A balanced portfolio is an essential tool for growing your wealth while minimizing risks. It refers to a portfolio made up of quality assets belonging to several sectors like stocks, bonds, and exchange-traded funds (ETFs). In this article, we will look at how you can create such a balanced portfolio for your children.
Why invest for your kids?
As a parent, one of my best decisions ever was to create an investment account for my son long before he was born. I was inspired by the Pink Portfolio, which is a series by a Seeking Alpha contributor. In it, he regularly talks about how he created a small investment for his daughter. He started the portfolio with $150, and by January 2020, the portfolio had grown to more than $11,200.
There are several benefits you get by investing for your kids, especially when they are young. First, it will be the best method of teaching your kids about financial planning, responsibility, and discipline.
Second, it is a useful way of saving for your kid’s education and other needs. For example, the average cost of college in the US is more than $100,000. Therefore, the earlier you start saving and investing for this goal, the better it will be for you.
For example, if you decide to invest $500 per month, you will have $6,000 per year. If your kid goes to college at 18 years, then you will have about $108,000. Including interest, this amount will be much larger.
Third, investing for your kid(s) will give you peace of mind knowing that your loved one has a good safety net. So, let us look at a good method of creating such a balanced portfolio.

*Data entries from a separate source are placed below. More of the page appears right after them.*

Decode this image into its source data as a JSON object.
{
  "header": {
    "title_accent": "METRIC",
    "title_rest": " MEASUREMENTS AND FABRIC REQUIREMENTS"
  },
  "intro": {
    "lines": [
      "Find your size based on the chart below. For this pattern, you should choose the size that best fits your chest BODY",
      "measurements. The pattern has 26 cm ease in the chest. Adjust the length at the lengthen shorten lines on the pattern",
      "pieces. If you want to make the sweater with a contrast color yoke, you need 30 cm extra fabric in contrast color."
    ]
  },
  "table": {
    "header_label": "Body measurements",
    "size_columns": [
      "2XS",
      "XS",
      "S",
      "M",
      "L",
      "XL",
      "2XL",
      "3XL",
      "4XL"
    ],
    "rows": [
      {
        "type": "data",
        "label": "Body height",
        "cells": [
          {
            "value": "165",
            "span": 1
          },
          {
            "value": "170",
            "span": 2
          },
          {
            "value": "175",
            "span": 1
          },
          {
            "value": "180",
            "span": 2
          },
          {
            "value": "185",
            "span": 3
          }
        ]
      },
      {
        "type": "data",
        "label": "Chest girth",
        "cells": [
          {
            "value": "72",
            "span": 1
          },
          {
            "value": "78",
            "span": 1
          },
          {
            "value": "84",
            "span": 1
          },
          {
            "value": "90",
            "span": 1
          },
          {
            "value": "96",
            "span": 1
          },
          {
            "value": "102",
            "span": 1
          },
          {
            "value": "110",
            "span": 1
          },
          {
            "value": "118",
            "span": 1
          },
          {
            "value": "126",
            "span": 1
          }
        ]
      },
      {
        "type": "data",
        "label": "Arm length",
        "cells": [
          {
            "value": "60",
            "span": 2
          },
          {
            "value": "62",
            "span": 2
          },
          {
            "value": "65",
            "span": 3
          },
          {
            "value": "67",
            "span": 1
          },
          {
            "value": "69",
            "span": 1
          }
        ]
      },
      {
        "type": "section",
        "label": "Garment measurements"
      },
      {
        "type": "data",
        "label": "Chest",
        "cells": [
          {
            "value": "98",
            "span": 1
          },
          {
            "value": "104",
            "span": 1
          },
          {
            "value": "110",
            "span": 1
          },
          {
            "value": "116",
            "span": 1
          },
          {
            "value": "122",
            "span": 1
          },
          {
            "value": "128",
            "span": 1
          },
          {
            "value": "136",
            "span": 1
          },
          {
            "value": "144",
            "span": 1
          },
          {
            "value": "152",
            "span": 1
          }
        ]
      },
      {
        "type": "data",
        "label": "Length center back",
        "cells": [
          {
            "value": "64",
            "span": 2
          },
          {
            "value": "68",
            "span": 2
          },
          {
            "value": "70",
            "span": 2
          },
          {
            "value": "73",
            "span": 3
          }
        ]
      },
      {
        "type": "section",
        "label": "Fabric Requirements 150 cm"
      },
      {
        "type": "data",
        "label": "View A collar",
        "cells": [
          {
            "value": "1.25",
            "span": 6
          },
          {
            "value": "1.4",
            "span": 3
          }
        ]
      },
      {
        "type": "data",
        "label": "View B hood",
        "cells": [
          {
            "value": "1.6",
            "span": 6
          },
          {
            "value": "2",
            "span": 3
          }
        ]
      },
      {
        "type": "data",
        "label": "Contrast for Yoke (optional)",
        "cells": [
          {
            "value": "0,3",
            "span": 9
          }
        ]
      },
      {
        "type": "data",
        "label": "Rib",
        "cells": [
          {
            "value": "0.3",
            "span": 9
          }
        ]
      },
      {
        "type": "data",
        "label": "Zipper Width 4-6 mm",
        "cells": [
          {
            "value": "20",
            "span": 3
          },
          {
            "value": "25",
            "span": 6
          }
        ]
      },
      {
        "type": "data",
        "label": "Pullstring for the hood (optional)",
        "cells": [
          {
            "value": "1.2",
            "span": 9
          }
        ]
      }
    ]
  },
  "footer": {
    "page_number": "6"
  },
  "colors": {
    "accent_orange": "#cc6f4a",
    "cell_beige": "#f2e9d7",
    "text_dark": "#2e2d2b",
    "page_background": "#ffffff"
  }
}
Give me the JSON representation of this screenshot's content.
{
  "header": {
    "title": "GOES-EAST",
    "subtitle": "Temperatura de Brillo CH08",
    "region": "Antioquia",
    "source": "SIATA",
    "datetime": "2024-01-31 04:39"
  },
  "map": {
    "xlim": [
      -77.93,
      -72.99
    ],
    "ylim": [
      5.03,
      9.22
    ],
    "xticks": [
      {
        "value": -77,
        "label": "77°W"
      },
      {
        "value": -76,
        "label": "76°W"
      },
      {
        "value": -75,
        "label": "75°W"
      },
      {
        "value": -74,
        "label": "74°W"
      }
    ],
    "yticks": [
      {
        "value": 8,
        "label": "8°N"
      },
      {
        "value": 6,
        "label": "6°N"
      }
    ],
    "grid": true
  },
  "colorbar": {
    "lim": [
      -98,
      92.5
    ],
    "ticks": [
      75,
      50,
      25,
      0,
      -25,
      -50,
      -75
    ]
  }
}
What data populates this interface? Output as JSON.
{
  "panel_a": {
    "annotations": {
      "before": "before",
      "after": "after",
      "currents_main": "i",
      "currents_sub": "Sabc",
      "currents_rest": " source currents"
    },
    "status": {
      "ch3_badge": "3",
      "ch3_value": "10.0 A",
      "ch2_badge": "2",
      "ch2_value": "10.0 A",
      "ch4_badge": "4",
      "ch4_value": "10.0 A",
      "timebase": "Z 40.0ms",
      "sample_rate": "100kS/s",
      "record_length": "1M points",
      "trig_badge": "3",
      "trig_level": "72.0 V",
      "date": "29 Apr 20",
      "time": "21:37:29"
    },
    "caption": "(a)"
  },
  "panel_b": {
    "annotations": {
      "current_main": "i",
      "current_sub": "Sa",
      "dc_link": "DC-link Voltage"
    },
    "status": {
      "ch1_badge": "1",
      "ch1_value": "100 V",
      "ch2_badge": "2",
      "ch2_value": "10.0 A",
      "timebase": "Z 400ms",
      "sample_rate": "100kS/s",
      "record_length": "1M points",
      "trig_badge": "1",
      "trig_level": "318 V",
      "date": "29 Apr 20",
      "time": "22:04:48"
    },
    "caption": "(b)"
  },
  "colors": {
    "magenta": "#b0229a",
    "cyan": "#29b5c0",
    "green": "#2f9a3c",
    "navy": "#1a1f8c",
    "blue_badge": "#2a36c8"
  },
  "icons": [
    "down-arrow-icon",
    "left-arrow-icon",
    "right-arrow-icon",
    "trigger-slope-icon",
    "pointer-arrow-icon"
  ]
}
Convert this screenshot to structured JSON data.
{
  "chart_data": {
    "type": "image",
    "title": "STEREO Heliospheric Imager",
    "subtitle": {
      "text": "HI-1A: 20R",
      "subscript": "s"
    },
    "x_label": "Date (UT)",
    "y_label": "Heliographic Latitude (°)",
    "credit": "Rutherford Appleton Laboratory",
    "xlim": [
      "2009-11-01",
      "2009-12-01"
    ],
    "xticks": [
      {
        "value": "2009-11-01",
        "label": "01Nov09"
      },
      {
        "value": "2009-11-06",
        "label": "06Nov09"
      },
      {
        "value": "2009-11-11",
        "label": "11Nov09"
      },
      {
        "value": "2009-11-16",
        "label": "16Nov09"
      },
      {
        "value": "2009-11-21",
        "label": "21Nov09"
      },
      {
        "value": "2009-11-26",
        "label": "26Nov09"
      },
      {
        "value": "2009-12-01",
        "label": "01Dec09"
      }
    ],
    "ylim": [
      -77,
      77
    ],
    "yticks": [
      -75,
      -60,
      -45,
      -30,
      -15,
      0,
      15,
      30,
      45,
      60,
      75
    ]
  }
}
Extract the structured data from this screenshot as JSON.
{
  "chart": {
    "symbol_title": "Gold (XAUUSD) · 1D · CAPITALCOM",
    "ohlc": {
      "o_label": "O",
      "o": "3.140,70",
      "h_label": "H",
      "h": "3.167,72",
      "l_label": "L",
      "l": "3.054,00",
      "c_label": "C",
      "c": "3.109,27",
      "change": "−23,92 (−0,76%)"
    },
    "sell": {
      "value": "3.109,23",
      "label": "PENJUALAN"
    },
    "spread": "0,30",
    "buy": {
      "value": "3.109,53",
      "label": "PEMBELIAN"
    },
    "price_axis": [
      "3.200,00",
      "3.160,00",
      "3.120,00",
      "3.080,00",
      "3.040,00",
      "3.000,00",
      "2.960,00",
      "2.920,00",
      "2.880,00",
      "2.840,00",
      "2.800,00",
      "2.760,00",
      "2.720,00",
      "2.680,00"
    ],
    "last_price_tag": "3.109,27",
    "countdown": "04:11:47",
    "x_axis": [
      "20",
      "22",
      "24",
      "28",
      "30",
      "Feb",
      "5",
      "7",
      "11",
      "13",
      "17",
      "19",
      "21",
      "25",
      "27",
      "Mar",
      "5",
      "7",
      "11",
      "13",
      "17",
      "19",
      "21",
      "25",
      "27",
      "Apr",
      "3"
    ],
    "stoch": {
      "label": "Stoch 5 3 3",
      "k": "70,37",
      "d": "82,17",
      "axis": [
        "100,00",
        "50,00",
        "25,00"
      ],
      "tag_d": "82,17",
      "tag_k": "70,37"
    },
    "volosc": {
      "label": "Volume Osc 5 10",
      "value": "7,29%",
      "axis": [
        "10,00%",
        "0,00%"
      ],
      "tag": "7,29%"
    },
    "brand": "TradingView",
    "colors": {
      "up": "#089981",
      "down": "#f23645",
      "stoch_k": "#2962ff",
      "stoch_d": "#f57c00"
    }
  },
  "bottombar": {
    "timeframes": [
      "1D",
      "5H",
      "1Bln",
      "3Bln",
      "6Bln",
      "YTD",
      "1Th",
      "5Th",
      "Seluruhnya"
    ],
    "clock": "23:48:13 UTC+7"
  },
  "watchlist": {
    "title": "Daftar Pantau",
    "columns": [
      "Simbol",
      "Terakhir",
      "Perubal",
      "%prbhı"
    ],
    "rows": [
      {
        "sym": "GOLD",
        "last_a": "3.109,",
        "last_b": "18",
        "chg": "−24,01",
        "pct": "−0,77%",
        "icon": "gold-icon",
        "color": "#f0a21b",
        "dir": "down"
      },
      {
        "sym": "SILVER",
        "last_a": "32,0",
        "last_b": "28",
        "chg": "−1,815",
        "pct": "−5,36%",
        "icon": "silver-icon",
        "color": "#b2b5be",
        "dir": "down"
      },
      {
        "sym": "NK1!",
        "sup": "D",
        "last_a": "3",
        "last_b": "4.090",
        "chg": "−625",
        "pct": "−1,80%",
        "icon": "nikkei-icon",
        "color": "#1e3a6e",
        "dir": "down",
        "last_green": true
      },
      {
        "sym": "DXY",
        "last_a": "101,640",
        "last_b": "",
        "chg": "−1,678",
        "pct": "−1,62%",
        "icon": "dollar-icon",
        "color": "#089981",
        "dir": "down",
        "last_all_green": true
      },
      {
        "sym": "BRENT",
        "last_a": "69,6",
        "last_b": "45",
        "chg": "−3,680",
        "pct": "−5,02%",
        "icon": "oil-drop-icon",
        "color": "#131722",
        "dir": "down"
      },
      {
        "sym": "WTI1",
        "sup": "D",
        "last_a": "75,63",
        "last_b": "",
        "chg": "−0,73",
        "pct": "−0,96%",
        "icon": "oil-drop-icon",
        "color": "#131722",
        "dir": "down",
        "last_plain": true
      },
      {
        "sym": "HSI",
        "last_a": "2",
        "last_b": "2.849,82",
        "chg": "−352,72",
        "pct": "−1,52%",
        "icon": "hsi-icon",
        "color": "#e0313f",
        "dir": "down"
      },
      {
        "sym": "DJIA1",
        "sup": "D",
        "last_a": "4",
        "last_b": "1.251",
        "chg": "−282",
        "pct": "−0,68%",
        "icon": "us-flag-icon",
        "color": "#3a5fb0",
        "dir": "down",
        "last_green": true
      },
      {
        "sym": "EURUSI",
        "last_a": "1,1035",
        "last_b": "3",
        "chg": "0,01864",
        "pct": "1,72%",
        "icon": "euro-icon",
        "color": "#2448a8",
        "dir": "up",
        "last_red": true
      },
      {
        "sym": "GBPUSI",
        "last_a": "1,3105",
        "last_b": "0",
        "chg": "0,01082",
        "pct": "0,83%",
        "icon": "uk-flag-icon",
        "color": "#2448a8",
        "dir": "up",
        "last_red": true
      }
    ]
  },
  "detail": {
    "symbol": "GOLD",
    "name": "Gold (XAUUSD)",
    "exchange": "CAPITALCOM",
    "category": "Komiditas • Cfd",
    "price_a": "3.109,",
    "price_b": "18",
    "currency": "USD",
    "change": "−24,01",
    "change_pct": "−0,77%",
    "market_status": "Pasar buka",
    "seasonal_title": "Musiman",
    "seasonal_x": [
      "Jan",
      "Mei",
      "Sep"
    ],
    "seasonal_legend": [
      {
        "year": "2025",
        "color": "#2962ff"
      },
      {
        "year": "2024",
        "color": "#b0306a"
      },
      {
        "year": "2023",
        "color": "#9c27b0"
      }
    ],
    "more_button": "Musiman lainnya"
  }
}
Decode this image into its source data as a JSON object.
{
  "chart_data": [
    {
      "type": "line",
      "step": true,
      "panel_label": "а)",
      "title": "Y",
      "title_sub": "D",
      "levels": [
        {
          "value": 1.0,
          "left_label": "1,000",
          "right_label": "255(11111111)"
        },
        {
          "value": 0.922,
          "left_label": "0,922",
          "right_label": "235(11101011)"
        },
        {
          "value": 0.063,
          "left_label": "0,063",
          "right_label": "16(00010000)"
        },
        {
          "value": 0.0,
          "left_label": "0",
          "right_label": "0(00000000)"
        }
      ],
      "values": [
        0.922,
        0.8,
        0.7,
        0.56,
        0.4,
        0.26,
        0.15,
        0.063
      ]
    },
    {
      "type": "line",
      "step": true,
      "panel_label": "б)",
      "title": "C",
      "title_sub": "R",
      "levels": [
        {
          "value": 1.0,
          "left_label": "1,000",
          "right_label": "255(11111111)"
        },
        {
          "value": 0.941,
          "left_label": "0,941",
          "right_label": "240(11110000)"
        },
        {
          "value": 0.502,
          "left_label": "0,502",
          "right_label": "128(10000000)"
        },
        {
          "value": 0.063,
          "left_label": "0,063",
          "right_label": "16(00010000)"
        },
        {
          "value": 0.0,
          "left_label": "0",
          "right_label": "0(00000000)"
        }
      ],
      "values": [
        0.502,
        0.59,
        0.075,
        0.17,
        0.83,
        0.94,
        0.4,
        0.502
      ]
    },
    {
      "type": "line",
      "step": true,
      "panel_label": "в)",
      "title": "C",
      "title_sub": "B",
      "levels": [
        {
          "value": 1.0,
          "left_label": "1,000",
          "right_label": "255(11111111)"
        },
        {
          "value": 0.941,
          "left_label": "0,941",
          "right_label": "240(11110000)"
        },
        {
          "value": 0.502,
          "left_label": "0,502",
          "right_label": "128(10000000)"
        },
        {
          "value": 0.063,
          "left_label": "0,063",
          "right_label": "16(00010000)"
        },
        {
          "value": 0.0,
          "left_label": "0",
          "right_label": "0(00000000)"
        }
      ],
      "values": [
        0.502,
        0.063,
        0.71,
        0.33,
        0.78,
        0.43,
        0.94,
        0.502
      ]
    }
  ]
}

The first step in creating a well-balanced portfolio is known as asset selection. This is where you sit and decide on the best assets to invest in for your kids. Fortunately, there are several assets that you can choose from. Some of them are:
- Stocks – Stocks refer to shares of publicly traded companies like Asana, GoPro, and Booz Allen Hamilton. Stocks are some of the best-performing assets you can invest in.
- Exchange-traded funds (ETFs) – These are funds made up of several assets. For example, the Invesco QQQ is a fund that tracks the Nasdaq 100 index.
- Bonds – Bonds are loans that investors extend to governments, companies, municipalities, and government agencies.
- Cryptocurrencies – These are relatively new products like Bitcoin, Ether, and Ripple. While they have had good returns over the years, they are known for being volatile and risky.
- Smart portfolios – These are portfolios built by companies like Betterment, Acorns, and Wealthfront.
- Real estate – You can also invest in physical or online real estate platforms. There are companies like RealtyMogul that provide you with quality real estate portfolios.
- Precious metals – These are metals like gold, silver, platinum, and palladium that have a history of growth.
After coming up with an asset list, the next stage in creating a balanced portfolio is known as asset allocation. This is where you assess your risk tolerance profile and come up with a strategy for allocating the funds. For example, if you are an aggressive investor, you can allocate most of your funds in growth stocks or ETFs. This is because historically, growth stocks tend to outperform value and dividend stocks.
For starters, growth stocks are those of relatively young companies that are seeing strong quarterly and annual revenue growth. In most cases, most of these firms tend to have minimal profits. Value stocks, on the other hand, are relatively old firms that have a stable business that is not reflected in their share prices. Some of the top value stocks are companies like Sysco, Unilever, and Kimberly-Clark.
For a balanced portfolio for your kids, we recommend a situation where you invest 50% of your funds in growth ETFs, 40% in value ETFs, and 10% in bonds. We recommend ETFs because they are diversified and have lower costs. They are also better in terms of taxes.
This portfolio is a good one for three main reasons. First, growth stocks in the fund will bring in stronger better capital appreciation than bonds and dividend stocks. Second, a well-selected dividend ETF will bring regular income, which you can use to reinvest for your kids. Finally, having a small bond allocation is a good thing since they tend to be relatively safe.
The next thing is creating a good and balanced portfolio is known as portfolio rebalancing. This is where you continually track the portfolio and rebalance its weighting depending on market conditions.
For example, if interest rates decline as they did during the Covid-19 pandemic, you can reduce your bond holdings and increase your growth stocks allocation. This is simply because growth stocks tend to do well in a low-interest-rate environment.
On the other hand, if you believe that interest rates will rise, you can add to your dividend and bond portfolio. These assets tend to perform well when interest rates are high. Growth stocks underperform in this environment.
Another way you can conduct the rebalancing is by adding more risky assets in the portfolio when rates decline. For example, you can reduce some of the assets and invest in risky assets like cryptocurrencies.
Having a balanced portfolio is a good thing for anyone involved in the financial market. As a parent, having such a portfolio for your kids is even better. It will help them become disciplined on matters to do with money and set them up for success. This article has explained the important steps you need to follow when creating such a portfolio.